From my own experience I hated it, but it was necessary for me to receive a transplant. I had to walk 575 ft. using as much supplemental oxygen as I needed. No matter what I knew I was going to walk the required distance. For my last walk I required 25 liters of o2 but I walked over 1300 ft. Shortly after my last walk I received my transplant. Even though I had trouble walking, I participated in phase 3 pulmonary rehab; this was rehab on my own. All of my exercises were completed while sitting down. I focused on my legs, riding the bike and using the weight machines to strengthen my legs. I also used the weight machines to build up my strength in my upper body.

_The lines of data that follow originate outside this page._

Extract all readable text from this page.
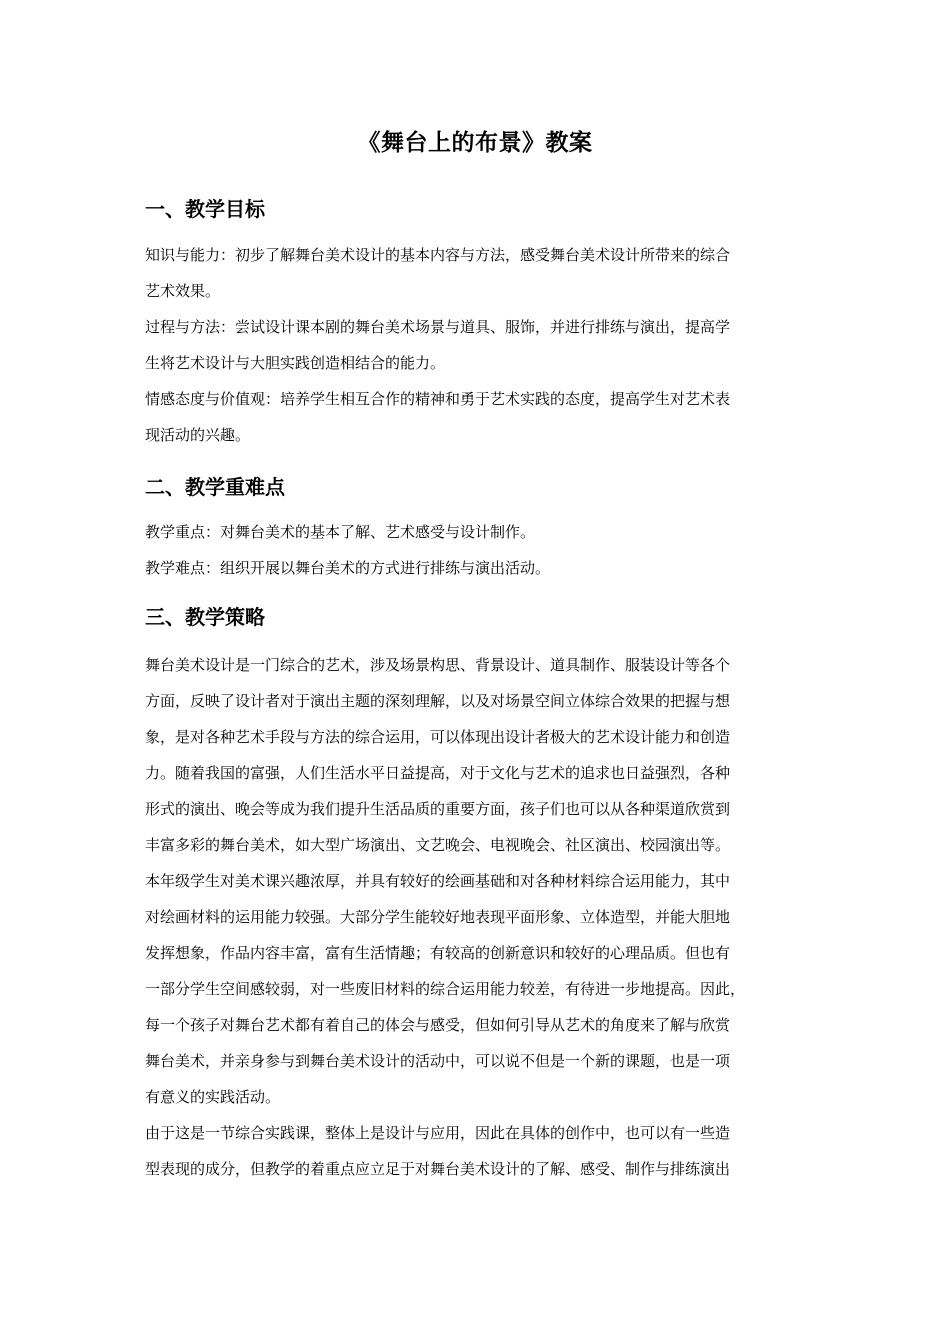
《舞台上的布景》教案
一、教学目标

知识与能力：初步了解舞台美术设计的基本内容与方法，感受舞台美术设计所带来的综合
艺术效果。

过程与方法：尝试设计课本剧的舞台美术场景与道具、服饰，并进行排练与演出，提高学
生将艺术设计与大胆实践创造相结合的能力。

情感态度与价值观：培养学生相互合作的精神和勇于艺术实践的态度，提高学生对艺术表
现活动的兴趣。

二、教学重难点

教学重点：对舞台美术的基本了解、艺术感受与设计制作。

教学难点：组织开展以舞台美术的方式进行排练与演出活动。

三、教学策略

舞台美术设计是一门综合的艺术，涉及场景构思、背景设计、道具制作、服装设计等各个
方面，反映了设计者对于演出主题的深刻理解，以及对场景空间立体综合效果的把握与想
象，是对各种艺术手段与方法的综合运用，可以体现出设计者极大的艺术设计能力和创造
力。随着我国的富强，人们生活水平日益提高，对于文化与艺术的追求也日益强烈，各种
形式的演出、晚会等成为我们提升生活品质的重要方面，孩子们也可以从各种渠道欣赏到
丰富多彩的舞台美术，如大型广场演出、文艺晚会、电视晚会、社区演出、校园演出等。

本年级学生对美术课兴趣浓厚，并具有较好的绘画基础和对各种材料综合运用能力，其中
对绘画材料的运用能力较强。大部分学生能较好地表现平面形象、立体造型，并能大胆地
发挥想象，作品内容丰富，富有生活情趣；有较高的创新意识和较好的心理品质。但也有
一部分学生空间感较弱，对一些废旧材料的综合运用能力较差，有待进一步地提高。因此，
每一个孩子对舞台艺术都有着自己的体会与感受，但如何引导从艺术的角度来了解与欣赏
舞台美术，并亲身参与到舞台美术设计的活动中，可以说不但是一个新的课题，也是一项
有意义的实践活动。

由于这是一节综合实践课，整体上是设计与应用，因此在具体的创作中，也可以有一些造
型表现的成分，但教学的着重点应立足于对舞台美术设计的了解、感受、制作与排练演出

The staff at the gym I went to were very accommodating and would bring my tanks in when needed. I feel the work I did in the gym spoke to my desire to receive a transplant. I looked at the walk test as a hurdle I must overcome. Thankfully I was able to perform well on the test and meet requirements. I have attached the article below. Please read and comment if you desire. Thank you.
ATS Statement: Guidelines for the Six-Minute Walk Test.
For our forum members who have experienced the 6 minute walk test, can you identify with the protocols set for the by the ATS?
How did you prepare for the test?
Did your supplemental oxygen needs rise as you exerted yourself?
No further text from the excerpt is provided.